The herbs on my deck have certainly baked in the sun this season and will enjoy a few cool rainy days. Harvesting herbs is one of my favorite garden chores. After deciding to move all my herbs closer to the house, I find it less of a hassle to add fresh herbs to meals. This week the garlic chives have burst into bloom for a second time. My whiskey barrel is full of lemon thyme, onion chives (A. schoenoprasum), and garlic chives (A. tuberosum). The leaves of Garlic Chives taste more like a combination of chives and garlic and are more flat than round. The flowers begin to bloom begin to bloom in summer, in white, star-like clusters at the top of long, round stems which are strong and tough and not suitable eating.
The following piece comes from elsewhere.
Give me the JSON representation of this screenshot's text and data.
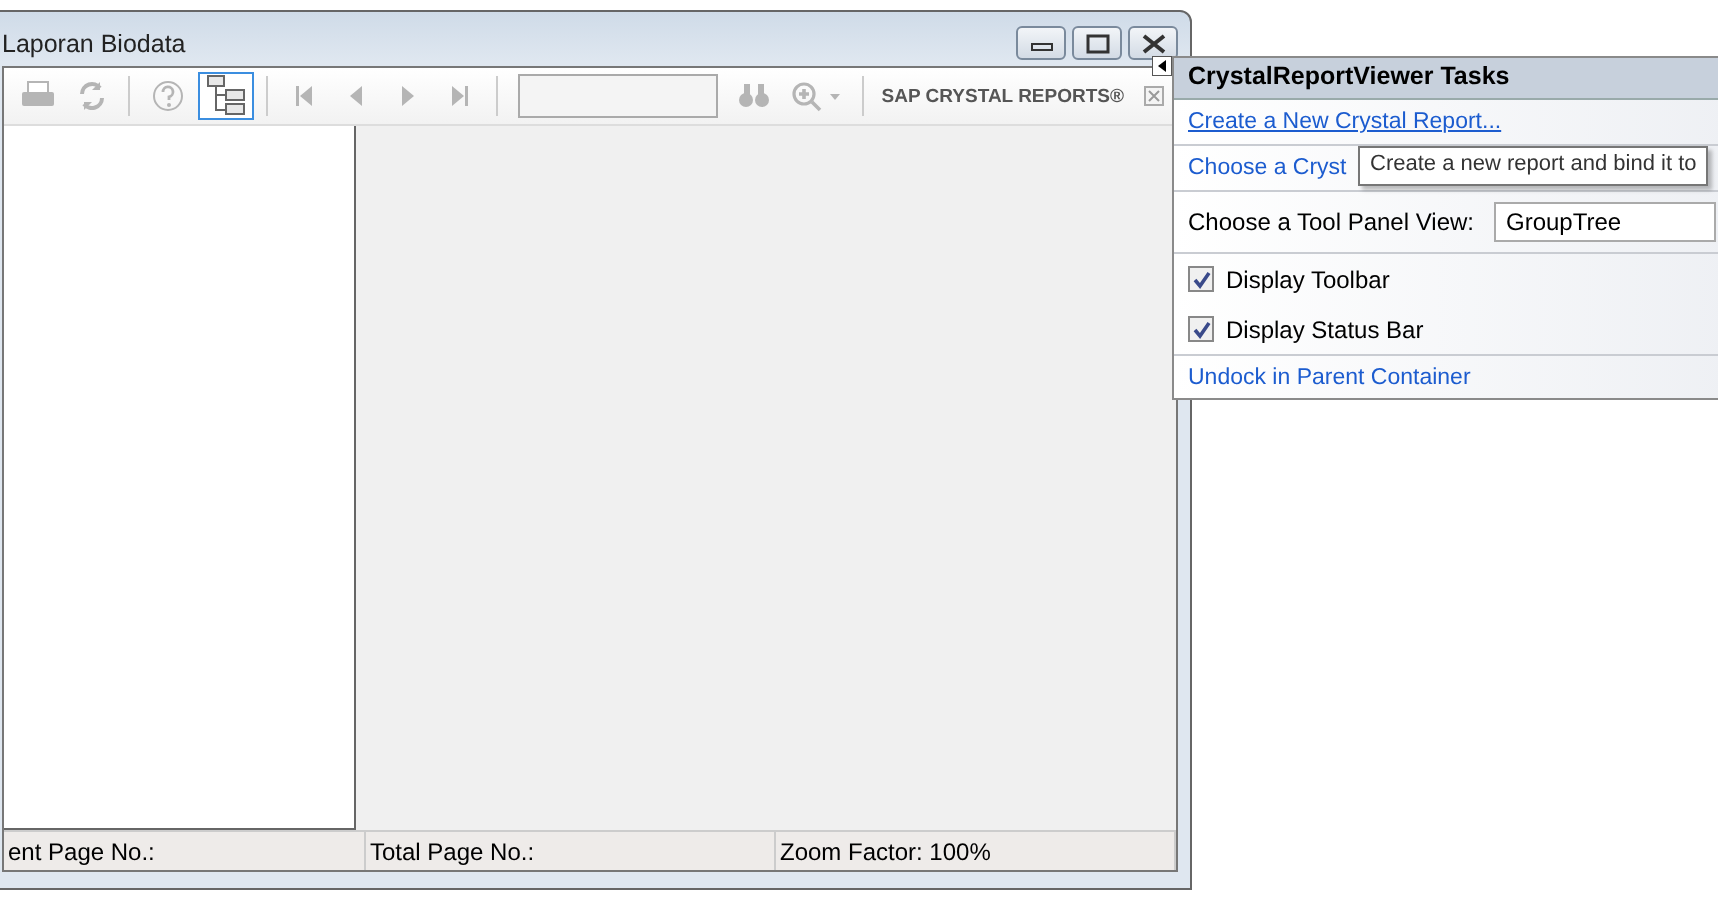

I enjoy blending the leaves of the Onion Chives and Garlic Chives, chopping them finely and adding them to omelets, steamed vegetables, salads, etc.

Some of my favorite herb books include Herb Gardening for the Midwest, Herbs, Their Cultivation and Usage, and A Grower’s Guide to Herbs. Also don’t forget to check the OSUE website, ohioline.osu.edu, for information on growing, selecting, storing, and using fresh herbs.

It’s almost time to pull out the Fall decorations and pot up some Catnip to bring in for Miss Kitty to enjoy this winter. Start making that “to do” list of things to accomplish before the first Frost – it will be here before we know it!